Dzisiaj pojechałam z córką i wnuczką. Najpierw kawał drogi tramwajem, potem kawałek na piechotę, w ruchliwej, przemysłowej dzielnicy, brzydkiej i głośnej. Razem z nami wycieczki małolatów od przedszkola po licea. Gadało to, hałasowało, i nie wiem czy wiedziało po co przyszło. Przed wejściem kłębiący się tłum, ale dałyśmy radę. Świątynią książki nie można tych targów nazwać, bo jednak komercja przebija ze wszystkich stron.
Zaopatrzone w ściągawkę i plan sali znalazłyśmy co trzeba. Córka oglądała oferty wydawnictw dla dzieci, których było zatrzęsienie. Mnie poniosło do wrocławskiej Afery, bo lubię czeską literaturę.
Plan hali nie zmieścił się w skanerze, ta hala na niebiesko jest tak samo szeroka, tylko trochę krótsza.
Gdzie się nie popatrzyłam tam wszędzie tłok.
Malutka nie przeszkadzała, zajęta czytaniem.
To też literatura dla dzieci,
dla trochę starszych.
Młodzież zmęczona zwiedzaniem zaległa pod ścianami, w dali kolejka do szatni.

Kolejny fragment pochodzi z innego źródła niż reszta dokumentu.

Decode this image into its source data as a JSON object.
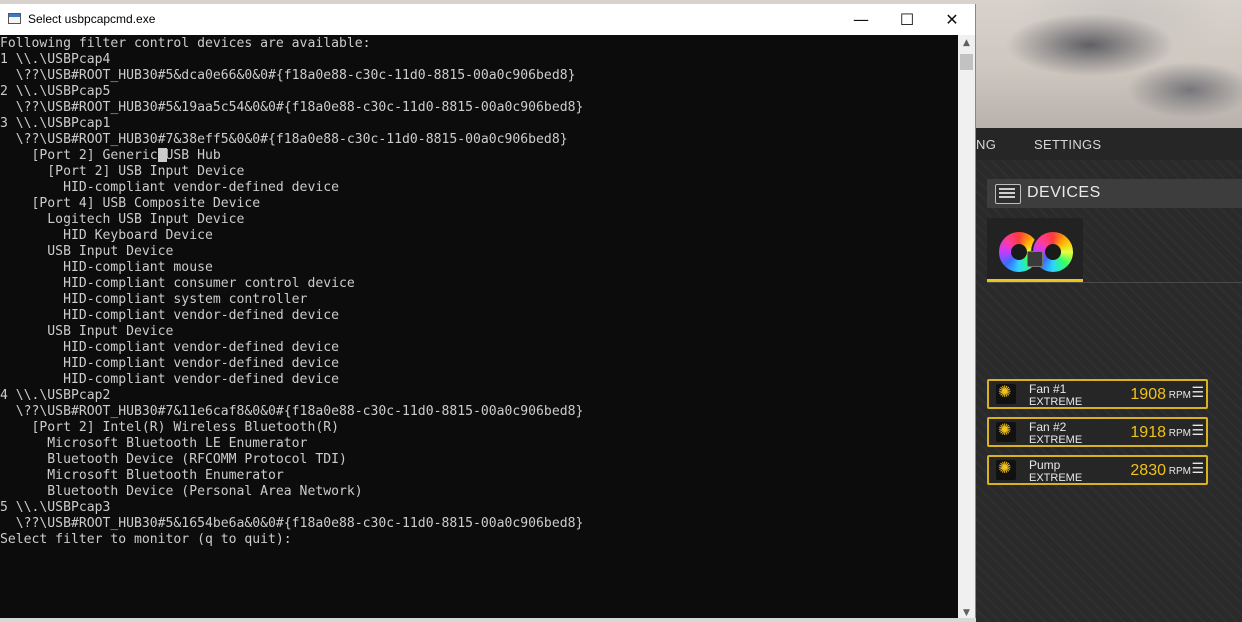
{
  "window": {
    "title": "Select usbpcapcmd.exe",
    "minimize_glyph": "—",
    "maximize_glyph": "☐",
    "close_glyph": "✕"
  },
  "console": {
    "lines": [
      "Following filter control devices are available:",
      "1 \\\\.\\USBPcap4",
      "  \\??\\USB#ROOT_HUB30#5&dca0e66&0&0#{f18a0e88-c30c-11d0-8815-00a0c906bed8}",
      "2 \\\\.\\USBPcap5",
      "  \\??\\USB#ROOT_HUB30#5&19aa5c54&0&0#{f18a0e88-c30c-11d0-8815-00a0c906bed8}",
      "3 \\\\.\\USBPcap1",
      "  \\??\\USB#ROOT_HUB30#7&38eff5&0&0#{f18a0e88-c30c-11d0-8815-00a0c906bed8}",
      "    [Port 2] Generic USB Hub",
      "      [Port 2] USB Input Device",
      "        HID-compliant vendor-defined device",
      "    [Port 4] USB Composite Device",
      "      Logitech USB Input Device",
      "        HID Keyboard Device",
      "      USB Input Device",
      "        HID-compliant mouse",
      "        HID-compliant consumer control device",
      "        HID-compliant system controller",
      "        HID-compliant vendor-defined device",
      "      USB Input Device",
      "        HID-compliant vendor-defined device",
      "        HID-compliant vendor-defined device",
      "        HID-compliant vendor-defined device",
      "4 \\\\.\\USBPcap2",
      "  \\??\\USB#ROOT_HUB30#7&11e6caf8&0&0#{f18a0e88-c30c-11d0-8815-00a0c906bed8}",
      "    [Port 2] Intel(R) Wireless Bluetooth(R)",
      "      Microsoft Bluetooth LE Enumerator",
      "      Bluetooth Device (RFCOMM Protocol TDI)",
      "      Microsoft Bluetooth Enumerator",
      "      Bluetooth Device (Personal Area Network)",
      "5 \\\\.\\USBPcap3",
      "  \\??\\USB#ROOT_HUB30#5&1654be6a&0&0#{f18a0e88-c30c-11d0-8815-00a0c906bed8}",
      "Select filter to monitor (q to quit):"
    ]
  },
  "scrollbar": {
    "up_glyph": "▲",
    "down_glyph": "▼"
  },
  "background_app": {
    "nav": {
      "partial_item": "NG",
      "settings": "SETTINGS"
    },
    "devices_title": "DEVICES",
    "fans": [
      {
        "name": "Fan #1",
        "mode": "EXTREME",
        "value": "1908",
        "unit": "RPM"
      },
      {
        "name": "Fan #2",
        "mode": "EXTREME",
        "value": "1918",
        "unit": "RPM"
      },
      {
        "name": "Pump",
        "mode": "EXTREME",
        "value": "2830",
        "unit": "RPM"
      }
    ],
    "fan_icon_glyph": "✺",
    "menu_glyph": "☰",
    "accent_color": "#f0c21a"
  }
}
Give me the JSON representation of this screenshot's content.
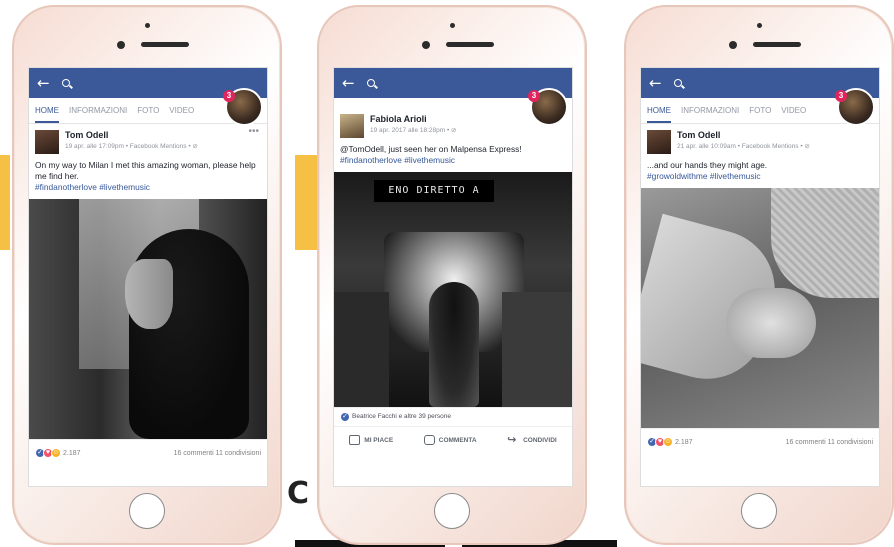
{
  "colors": {
    "facebook_blue": "#3b5998",
    "accent_yellow": "#f6c044",
    "notification_red": "#e0245e",
    "hashtag_blue": "#365899"
  },
  "phones": [
    {
      "notification_count": "3",
      "tabs": [
        "HOME",
        "INFORMAZIONI",
        "FOTO",
        "VIDEO"
      ],
      "active_tab": 0,
      "post": {
        "author": "Tom Odell",
        "meta": "19 apr. alle 17:09pm • Facebook Mentions • ⊘",
        "text": "On my way to Milan I met this amazing woman, please help me find her.",
        "hashtags": "#findanotherlove #livethemusic",
        "reaction_count": "2.187",
        "comments_shares": "16 commenti 11 condivisioni"
      }
    },
    {
      "notification_count": "3",
      "post": {
        "author": "Fabiola Arioli",
        "meta": "19 apr. 2017 alle 18:28pm • ⊘",
        "text": "@TomOdell, just seen her on Malpensa Express!",
        "hashtags": "#findanotherlove #livethemusic",
        "photo_sign": "ENO DIRETTO A",
        "liked_by": "Beatrice Facchi e altre 39 persone",
        "actions": [
          "MI PIACE",
          "COMMENTA",
          "CONDIVIDI"
        ]
      }
    },
    {
      "notification_count": "3",
      "tabs": [
        "HOME",
        "INFORMAZIONI",
        "FOTO",
        "VIDEO"
      ],
      "active_tab": 0,
      "post": {
        "author": "Tom Odell",
        "meta": "21 apr. alle 10:09am • Facebook Mentions • ⊘",
        "text": "...and our hands they might age.",
        "hashtags": "#growoldwithme #livethemusic",
        "reaction_count": "2.187",
        "comments_shares": "16 commenti 11 condivisioni"
      }
    }
  ],
  "decor": {
    "c_glyph": "C"
  }
}
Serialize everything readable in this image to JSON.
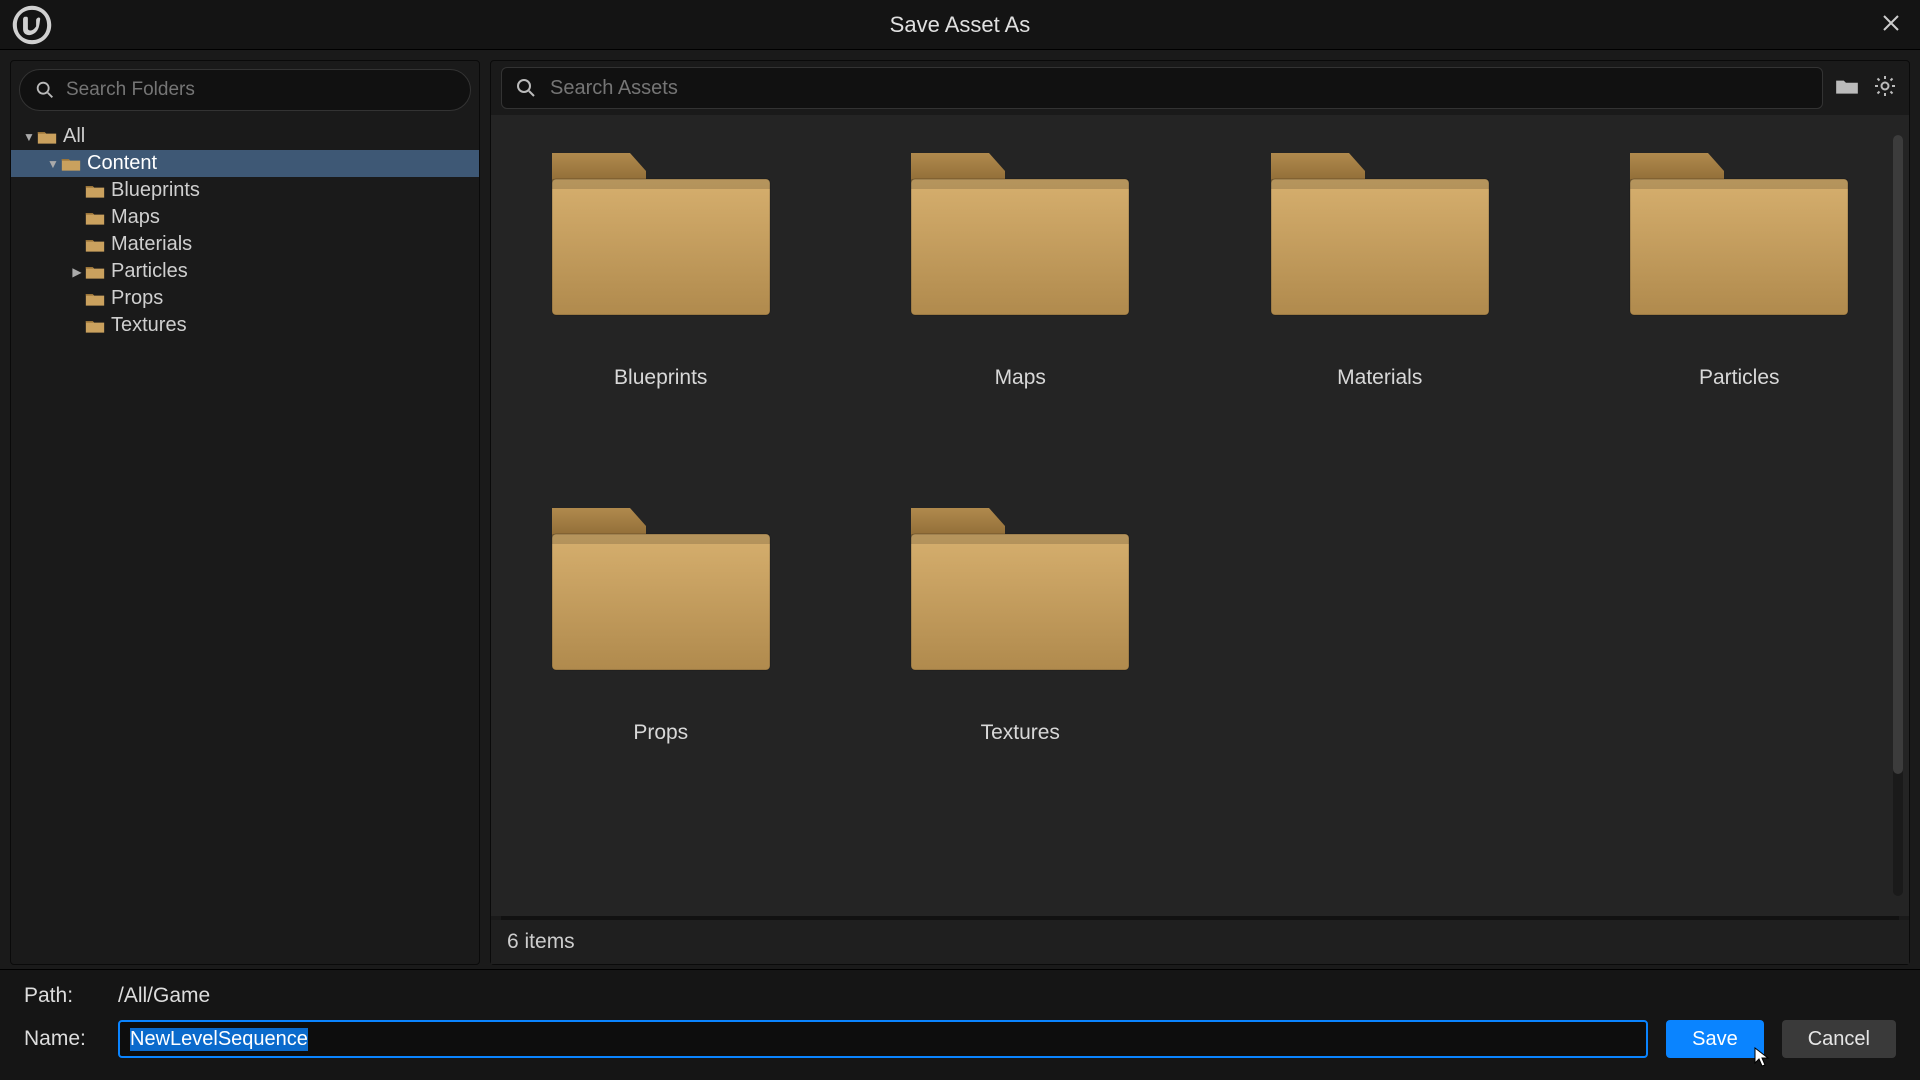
{
  "window": {
    "title": "Save Asset As"
  },
  "sidebar": {
    "search_placeholder": "Search Folders",
    "tree": [
      {
        "label": "All",
        "depth": 0,
        "expanded": true,
        "hasChildren": true,
        "selected": false
      },
      {
        "label": "Content",
        "depth": 1,
        "expanded": true,
        "hasChildren": true,
        "selected": true
      },
      {
        "label": "Blueprints",
        "depth": 2,
        "expanded": false,
        "hasChildren": false,
        "selected": false
      },
      {
        "label": "Maps",
        "depth": 2,
        "expanded": false,
        "hasChildren": false,
        "selected": false
      },
      {
        "label": "Materials",
        "depth": 2,
        "expanded": false,
        "hasChildren": false,
        "selected": false
      },
      {
        "label": "Particles",
        "depth": 2,
        "expanded": false,
        "hasChildren": true,
        "selected": false
      },
      {
        "label": "Props",
        "depth": 2,
        "expanded": false,
        "hasChildren": false,
        "selected": false
      },
      {
        "label": "Textures",
        "depth": 2,
        "expanded": false,
        "hasChildren": false,
        "selected": false
      }
    ]
  },
  "main": {
    "search_placeholder": "Search Assets",
    "folders": [
      {
        "name": "Blueprints"
      },
      {
        "name": "Maps"
      },
      {
        "name": "Materials"
      },
      {
        "name": "Particles"
      },
      {
        "name": "Props"
      },
      {
        "name": "Textures"
      }
    ],
    "status_text": "6 items"
  },
  "footer": {
    "path_label": "Path:",
    "path_value": "/All/Game",
    "name_label": "Name:",
    "name_value": "NewLevelSequence",
    "save_label": "Save",
    "cancel_label": "Cancel"
  },
  "icons": {
    "logo": "unreal-logo",
    "search": "search-icon",
    "close": "close-icon",
    "display_mode": "folder-display-icon",
    "settings": "gear-icon"
  },
  "colors": {
    "folder_light": "#c9a25f",
    "folder_dark": "#9a7438",
    "accent": "#0a84ff",
    "selection": "#3e5875"
  }
}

A to mój plon. książka Poniedzielskiego (po nią poszłam), dla wnuczki świetna książeczka z serii Mam Oko, Klimka wiersze z autografem, czeski kryminałek, nowość i Niedoparki, fajna rzecz o skrzatach, które mieszkają w każdym domu i żywią się skarpetami, zawsze zjadając tylko jedną. Też będę czytać z wnuczką, za jakiś czas.
Potem powrót zatłoczonym do niemożliwości tramwajem, bo to przecież piątek, przed dłuższym wolnym, więc wyjazdy weekendowe.
Za rok, mimo niedogodności, pewnie znów pójdę.